Tularemia is a bacterial organism that causes an infection in the lungs, skin, eyes, and sinuses of animals. It is most commonly found in rabbits, mice, sheep, and people although cats and dogs can become infected also. The disease is treatable with antibiotic provided the infection is detected early. Dogs or cats who hunt rabbits can have the infection in their mouth or claws. If your dog or cat licks near your face, an open sore, or scratches you that is how you may become infected.
Common signs of the disease are fever, skin abscesses, nasal discharge, eye discharge, or pneumonia. It may take 1 to 10 days before symptoms develop. The disease is spread primarily through ticks, fleas and biting flies. Dogs and cats can also become infected by eating the raw flesh of the rabbits or infected animals. Ticks, fleas and biting flies can also spread the disease from one animal to another when they suck the blood and bite another animal. Humans become infected by skinning hunted animals or handling hit by car wildlife without wearing gloves. Cats rarely spread infection directly to humans. It is usually handling the dead wildlife that the cat has brought in that causes spread of the infection.
The disease may be difficult to diagnose at first because the symptoms are similar to other infections.
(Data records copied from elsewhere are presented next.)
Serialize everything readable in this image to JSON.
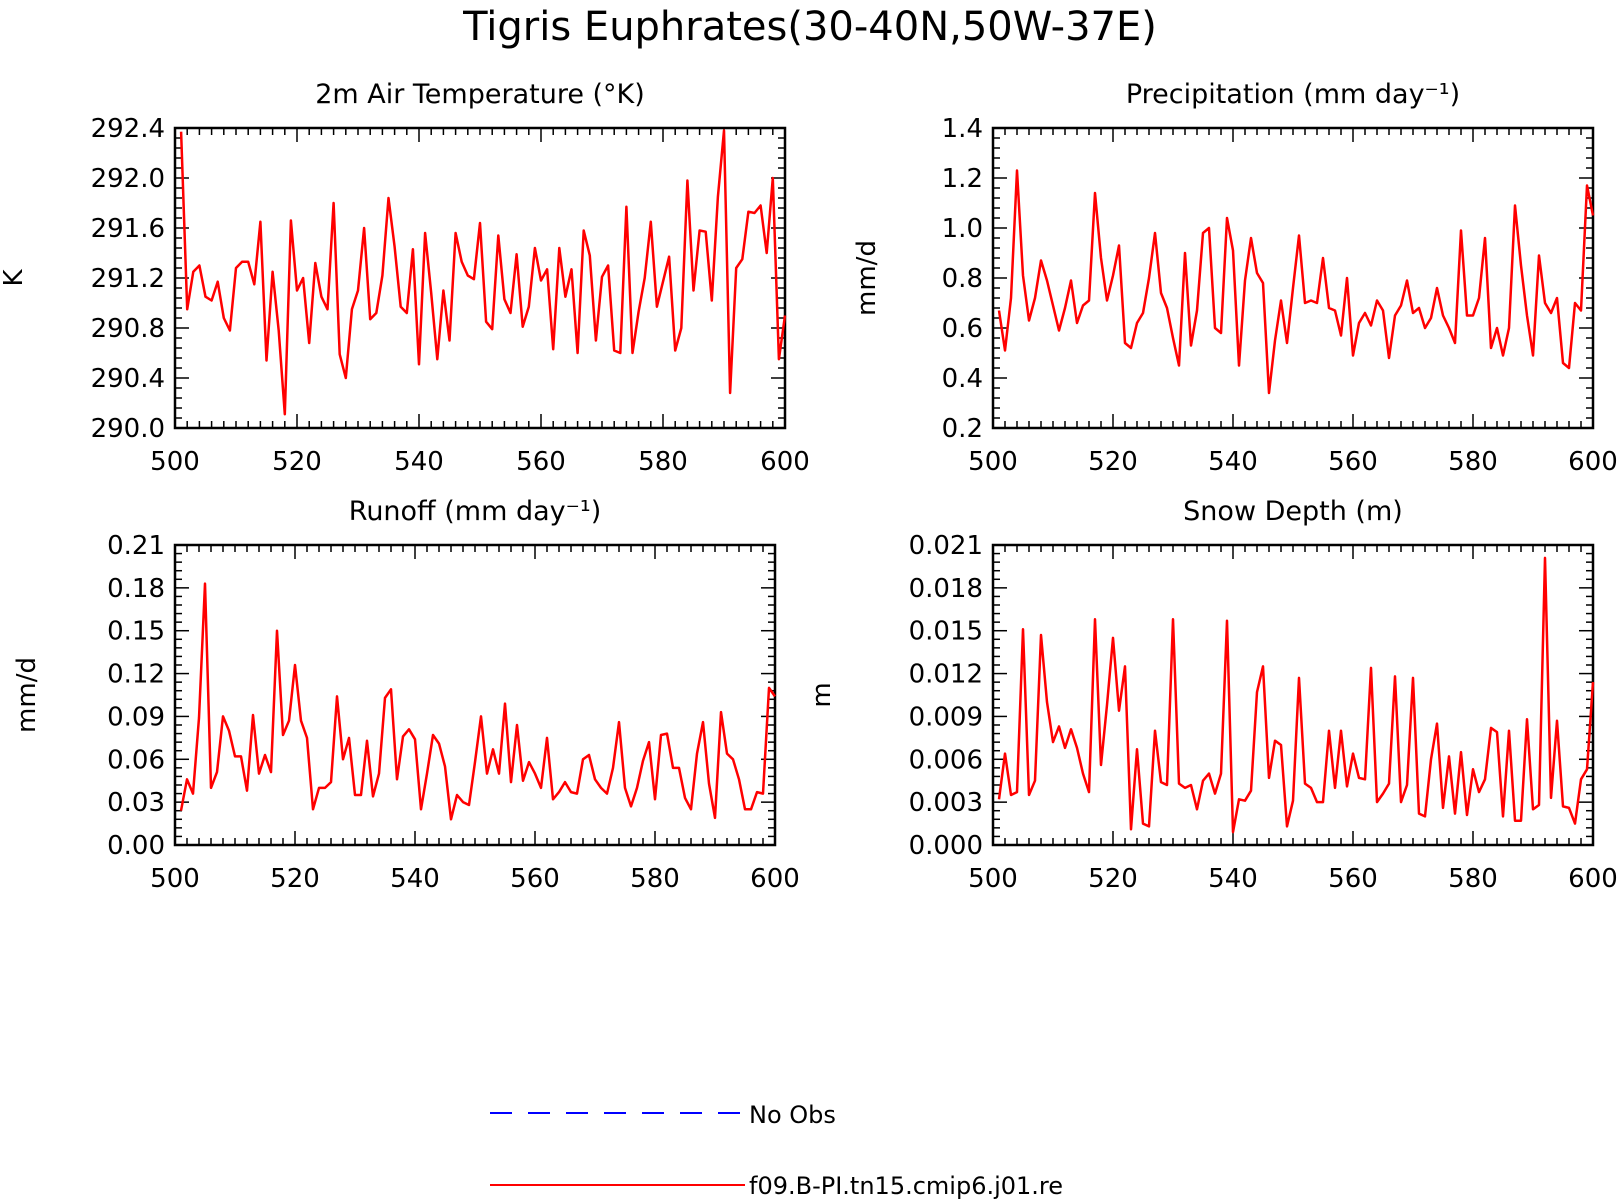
{
  "figure": {
    "title": "Tigris Euphrates(30-40N,50W-37E)"
  },
  "colors": {
    "model": "#ff0000",
    "obs": "#0000ff",
    "axis": "#000000"
  },
  "legend": {
    "placement": "bottom-center",
    "entries": [
      {
        "label": "No Obs",
        "style": "dashed",
        "color": "#0000ff"
      },
      {
        "label": "f09.B-PI.tn15.cmip6.j01.re",
        "style": "solid",
        "color": "#ff0000"
      }
    ]
  },
  "chart_data": [
    {
      "type": "line",
      "title": "2m Air Temperature (°K)",
      "xlabel": "",
      "ylabel": "K",
      "xlim": [
        500,
        600
      ],
      "ylim": [
        290.0,
        292.4
      ],
      "xticks": [
        500,
        520,
        540,
        560,
        580,
        600
      ],
      "yticks": [
        290.0,
        290.4,
        290.8,
        291.2,
        291.6,
        292.0,
        292.4
      ],
      "yticklabels": [
        "290.0",
        "290.4",
        "290.8",
        "291.2",
        "291.6",
        "292.0",
        "292.4"
      ],
      "grid": false,
      "x_start": 501,
      "series": [
        {
          "name": "f09.B-PI.tn15.cmip6.j01.re",
          "values": [
            292.37,
            290.95,
            291.25,
            291.3,
            291.05,
            291.02,
            291.17,
            290.88,
            290.78,
            291.28,
            291.33,
            291.33,
            291.15,
            291.65,
            290.54,
            291.25,
            290.78,
            290.11,
            291.66,
            291.1,
            291.2,
            290.68,
            291.32,
            291.05,
            290.95,
            291.8,
            290.59,
            290.4,
            290.95,
            291.1,
            291.6,
            290.87,
            290.92,
            291.22,
            291.84,
            291.45,
            290.97,
            290.92,
            291.43,
            290.51,
            291.56,
            291.08,
            290.55,
            291.1,
            290.7,
            291.56,
            291.33,
            291.22,
            291.19,
            291.64,
            290.85,
            290.79,
            291.54,
            291.03,
            290.92,
            291.39,
            290.81,
            290.97,
            291.44,
            291.18,
            291.27,
            290.63,
            291.44,
            291.05,
            291.27,
            290.6,
            291.58,
            291.38,
            290.7,
            291.21,
            291.3,
            290.62,
            290.6,
            291.77,
            290.6,
            290.93,
            291.2,
            291.65,
            290.97,
            291.17,
            291.37,
            290.62,
            290.8,
            291.98,
            291.1,
            291.58,
            291.57,
            291.02,
            291.85,
            292.38,
            290.28,
            291.28,
            291.35,
            291.73,
            291.72,
            291.78,
            291.4,
            292.0,
            290.55,
            290.9
          ]
        }
      ]
    },
    {
      "type": "line",
      "title": "Precipitation (mm day⁻¹)",
      "xlabel": "",
      "ylabel": "mm/d",
      "xlim": [
        500,
        600
      ],
      "ylim": [
        0.2,
        1.4
      ],
      "xticks": [
        500,
        520,
        540,
        560,
        580,
        600
      ],
      "yticks": [
        0.2,
        0.4,
        0.6,
        0.8,
        1.0,
        1.2,
        1.4
      ],
      "yticklabels": [
        "0.2",
        "0.4",
        "0.6",
        "0.8",
        "1.0",
        "1.2",
        "1.4"
      ],
      "grid": false,
      "x_start": 501,
      "series": [
        {
          "name": "f09.B-PI.tn15.cmip6.j01.re",
          "values": [
            0.67,
            0.51,
            0.72,
            1.23,
            0.81,
            0.63,
            0.72,
            0.87,
            0.79,
            0.69,
            0.59,
            0.68,
            0.79,
            0.62,
            0.69,
            0.71,
            1.14,
            0.88,
            0.71,
            0.81,
            0.93,
            0.54,
            0.52,
            0.62,
            0.66,
            0.8,
            0.98,
            0.74,
            0.68,
            0.56,
            0.45,
            0.9,
            0.53,
            0.67,
            0.98,
            1.0,
            0.6,
            0.58,
            1.04,
            0.91,
            0.45,
            0.79,
            0.96,
            0.82,
            0.78,
            0.34,
            0.55,
            0.71,
            0.54,
            0.76,
            0.97,
            0.7,
            0.71,
            0.7,
            0.88,
            0.68,
            0.67,
            0.57,
            0.8,
            0.49,
            0.62,
            0.66,
            0.61,
            0.71,
            0.67,
            0.48,
            0.65,
            0.69,
            0.79,
            0.66,
            0.68,
            0.6,
            0.64,
            0.76,
            0.65,
            0.6,
            0.54,
            0.99,
            0.65,
            0.65,
            0.72,
            0.96,
            0.52,
            0.6,
            0.49,
            0.6,
            1.09,
            0.85,
            0.65,
            0.49,
            0.89,
            0.7,
            0.66,
            0.72,
            0.46,
            0.44,
            0.7,
            0.67,
            1.17,
            1.05
          ]
        }
      ]
    },
    {
      "type": "line",
      "title": "Runoff (mm day⁻¹)",
      "xlabel": "",
      "ylabel": "mm/d",
      "xlim": [
        500,
        600
      ],
      "ylim": [
        0.0,
        0.21
      ],
      "xticks": [
        500,
        520,
        540,
        560,
        580,
        600
      ],
      "yticks": [
        0.0,
        0.03,
        0.06,
        0.09,
        0.12,
        0.15,
        0.18,
        0.21
      ],
      "yticklabels": [
        "0.00",
        "0.03",
        "0.06",
        "0.09",
        "0.12",
        "0.15",
        "0.18",
        "0.21"
      ],
      "grid": false,
      "x_start": 501,
      "series": [
        {
          "name": "f09.B-PI.tn15.cmip6.j01.re",
          "values": [
            0.024,
            0.046,
            0.036,
            0.089,
            0.183,
            0.04,
            0.051,
            0.09,
            0.08,
            0.062,
            0.062,
            0.038,
            0.091,
            0.05,
            0.063,
            0.051,
            0.15,
            0.077,
            0.087,
            0.126,
            0.087,
            0.075,
            0.025,
            0.04,
            0.04,
            0.044,
            0.104,
            0.06,
            0.075,
            0.035,
            0.035,
            0.073,
            0.034,
            0.05,
            0.103,
            0.109,
            0.046,
            0.076,
            0.081,
            0.074,
            0.025,
            0.05,
            0.077,
            0.071,
            0.055,
            0.018,
            0.035,
            0.03,
            0.028,
            0.058,
            0.09,
            0.05,
            0.067,
            0.05,
            0.099,
            0.044,
            0.084,
            0.045,
            0.058,
            0.05,
            0.04,
            0.075,
            0.032,
            0.037,
            0.044,
            0.037,
            0.036,
            0.06,
            0.063,
            0.046,
            0.04,
            0.036,
            0.054,
            0.086,
            0.04,
            0.027,
            0.04,
            0.059,
            0.072,
            0.032,
            0.077,
            0.078,
            0.054,
            0.054,
            0.033,
            0.025,
            0.064,
            0.086,
            0.043,
            0.019,
            0.093,
            0.064,
            0.06,
            0.046,
            0.025,
            0.025,
            0.037,
            0.036,
            0.11,
            0.104
          ]
        }
      ]
    },
    {
      "type": "line",
      "title": "Snow Depth (m)",
      "xlabel": "",
      "ylabel": "m",
      "xlim": [
        500,
        600
      ],
      "ylim": [
        0.0,
        0.021
      ],
      "xticks": [
        500,
        520,
        540,
        560,
        580,
        600
      ],
      "yticks": [
        0.0,
        0.003,
        0.006,
        0.009,
        0.012,
        0.015,
        0.018,
        0.021
      ],
      "yticklabels": [
        "0.000",
        "0.003",
        "0.006",
        "0.009",
        "0.012",
        "0.015",
        "0.018",
        "0.021"
      ],
      "grid": false,
      "x_start": 501,
      "series": [
        {
          "name": "f09.B-PI.tn15.cmip6.j01.re",
          "values": [
            0.0032,
            0.0064,
            0.0035,
            0.0037,
            0.0151,
            0.0035,
            0.0045,
            0.0147,
            0.01,
            0.0072,
            0.0083,
            0.0068,
            0.0081,
            0.0068,
            0.005,
            0.0037,
            0.0158,
            0.0056,
            0.0098,
            0.0145,
            0.0094,
            0.0125,
            0.0011,
            0.0067,
            0.0015,
            0.0013,
            0.008,
            0.0044,
            0.0042,
            0.0158,
            0.0043,
            0.004,
            0.0042,
            0.0025,
            0.0045,
            0.005,
            0.0036,
            0.005,
            0.0157,
            0.0009,
            0.0032,
            0.0031,
            0.0038,
            0.0107,
            0.0125,
            0.0047,
            0.0073,
            0.007,
            0.0013,
            0.0031,
            0.0117,
            0.0043,
            0.004,
            0.003,
            0.003,
            0.008,
            0.004,
            0.008,
            0.0041,
            0.0064,
            0.0047,
            0.0046,
            0.0124,
            0.003,
            0.0036,
            0.0043,
            0.0118,
            0.003,
            0.0042,
            0.0117,
            0.0022,
            0.002,
            0.006,
            0.0085,
            0.0026,
            0.0062,
            0.0022,
            0.0065,
            0.0021,
            0.0053,
            0.0037,
            0.0046,
            0.0082,
            0.0079,
            0.002,
            0.008,
            0.0017,
            0.0017,
            0.0088,
            0.0025,
            0.0028,
            0.0201,
            0.0033,
            0.0087,
            0.0027,
            0.0026,
            0.0015,
            0.0046,
            0.0053,
            0.0114
          ]
        }
      ]
    }
  ]
}
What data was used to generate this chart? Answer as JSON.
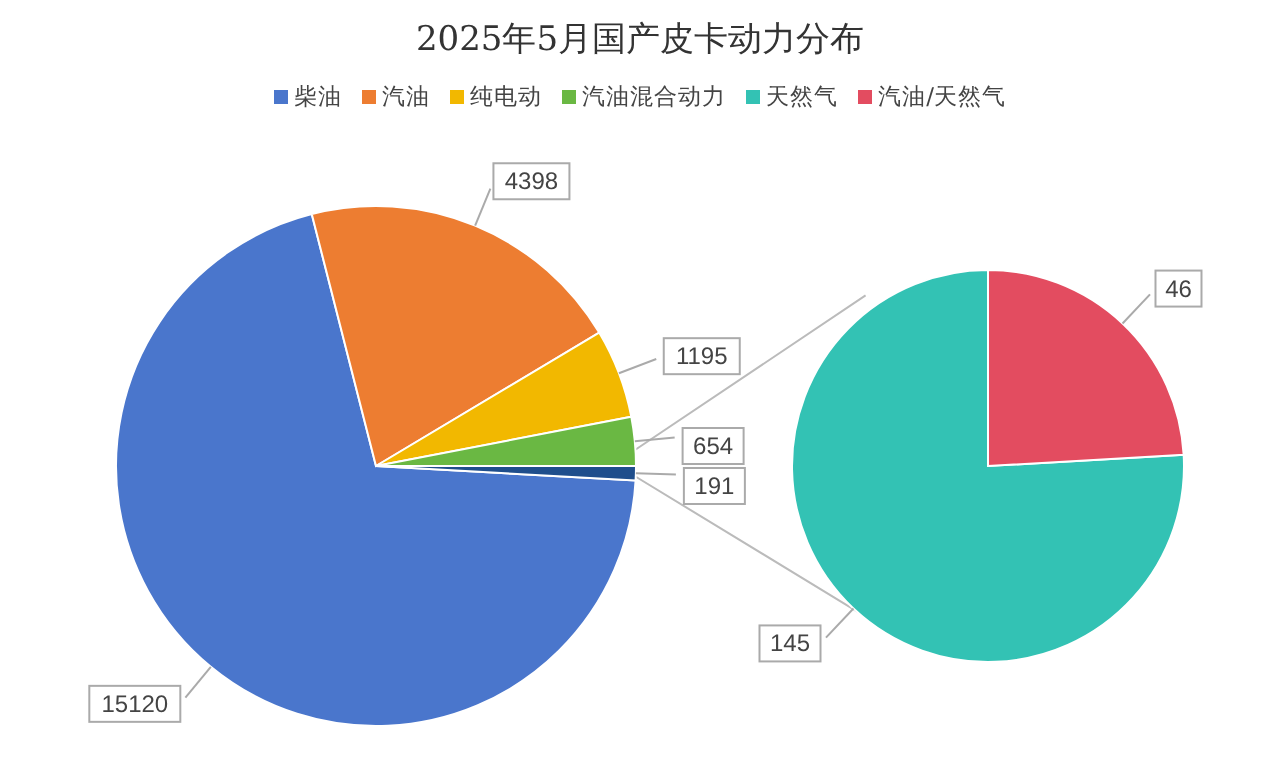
{
  "chart_data": [
    {
      "type": "pie",
      "title": "2025年5月国产皮卡动力分布",
      "categories": [
        "柴油",
        "汽油",
        "纯电动",
        "汽油混合动力",
        null
      ],
      "values": [
        15120,
        4398,
        1195,
        654,
        191
      ],
      "colors": [
        "#4a76cc",
        "#ed7d31",
        "#f2b800",
        "#6ab843",
        "#1f4e8c"
      ],
      "data_labels": true,
      "legend": "top"
    },
    {
      "type": "pie",
      "categories": [
        "天然气",
        "汽油/天然气"
      ],
      "values": [
        145,
        46
      ],
      "colors": [
        "#33c2b4",
        "#e34c60"
      ],
      "data_labels": true,
      "legend": "top"
    }
  ]
}
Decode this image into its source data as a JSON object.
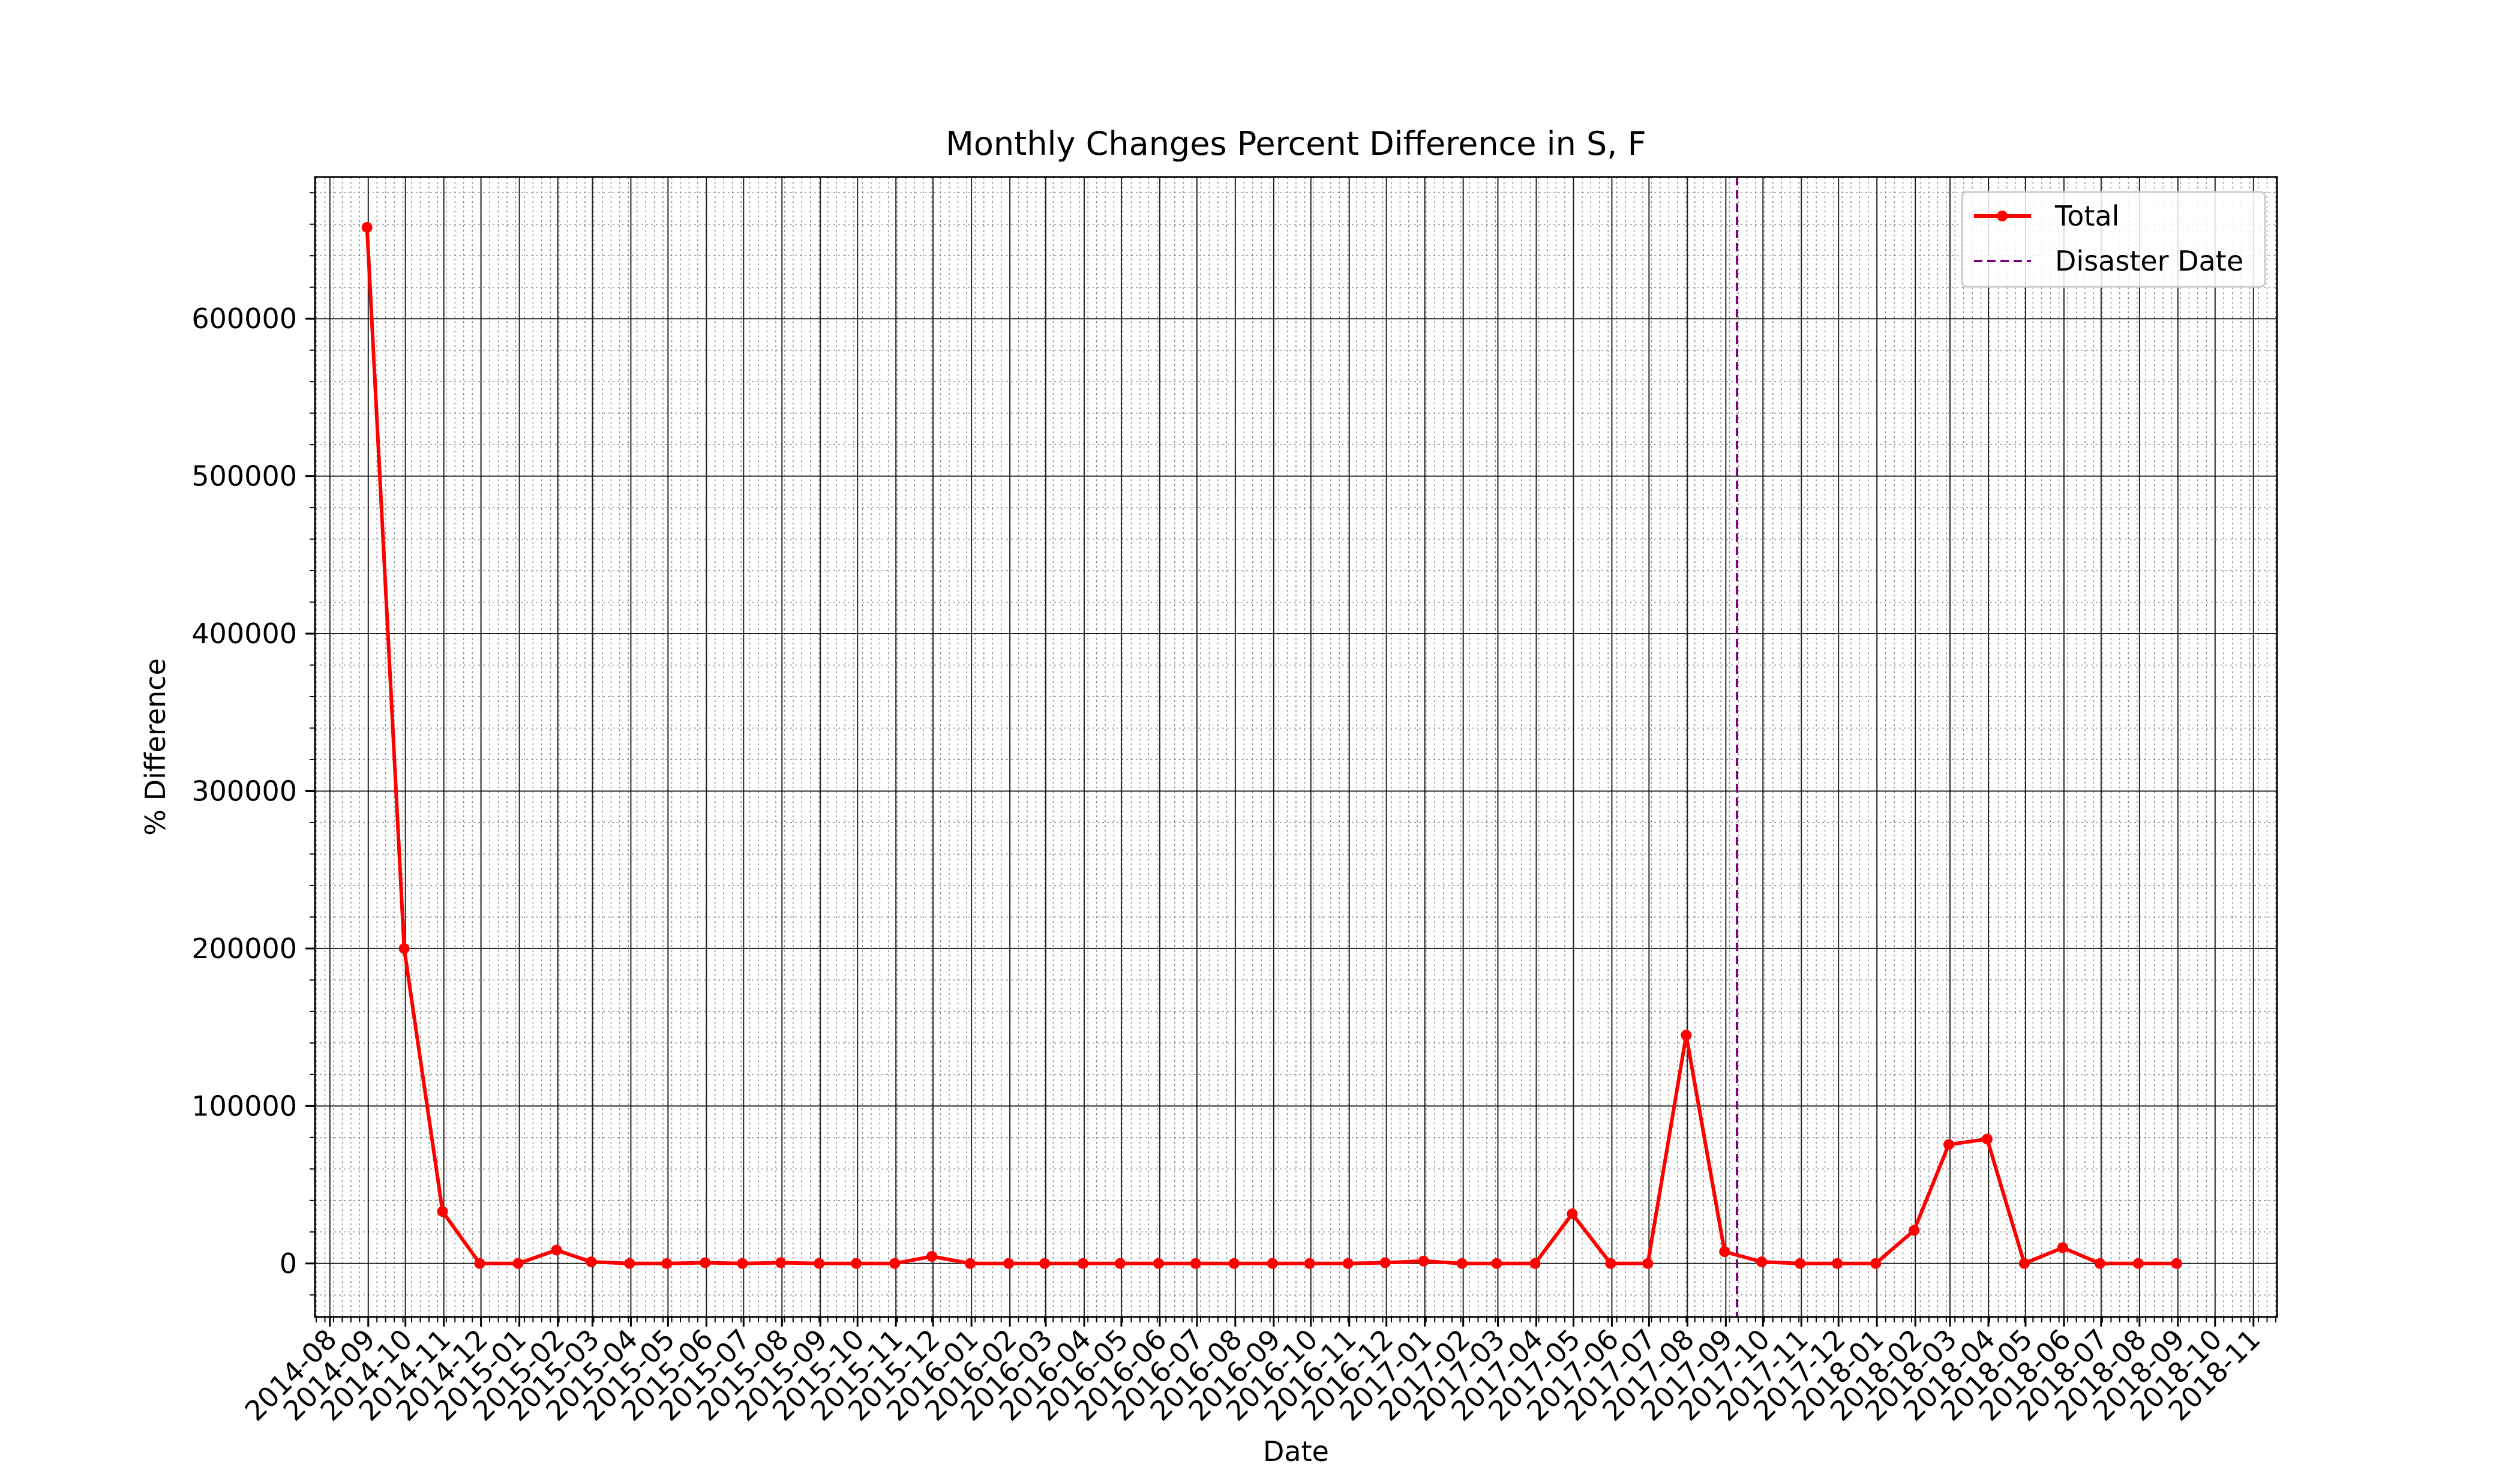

Be sure to tell your veterinarian if your dog or cat is allowed to run off leash at all, even for short periods. Cats are very good hunters, and can kill mice and small rodents within a short time outside, even if they are not hungry. Blood tests and cultures can confirm the diagnosis but these tests may take up to weeks to get the results.
To protect your pets and yourself follow these guidelines:
- Keep a veterinary recommended flea and tick product on your dog or cat. Preventing those tick and flea bites is an easy way to protect your pets and yourself. Revolution is a good product to kill fleas, ticks, heartworm and other diseases in the dog and cat.
- Do not handle any dead wildlife without gloves on and wash your hands after handling. Use a shovel to clear any road kill.
- If you have hunted, wear gloves and a mask for skinning and processing.
- Do not let your pet eat dead or dying wildlife.
- Walk your dogs on leash and limit how much time your cat goes outside. Have your cat wear a breakaway collar with a bell to warn wildlife.
Take your pet to the vet as soon as they are not eating normally, acting quiet or having any eye or nasal discharge. Cats do not show the signs of disease as obviously as dogs do, so anything that has your cat "off" take them in or have the veterinarian come to your home.
Luckily I have not seen a case of Tularemia here in Tuscola. I hope I never do.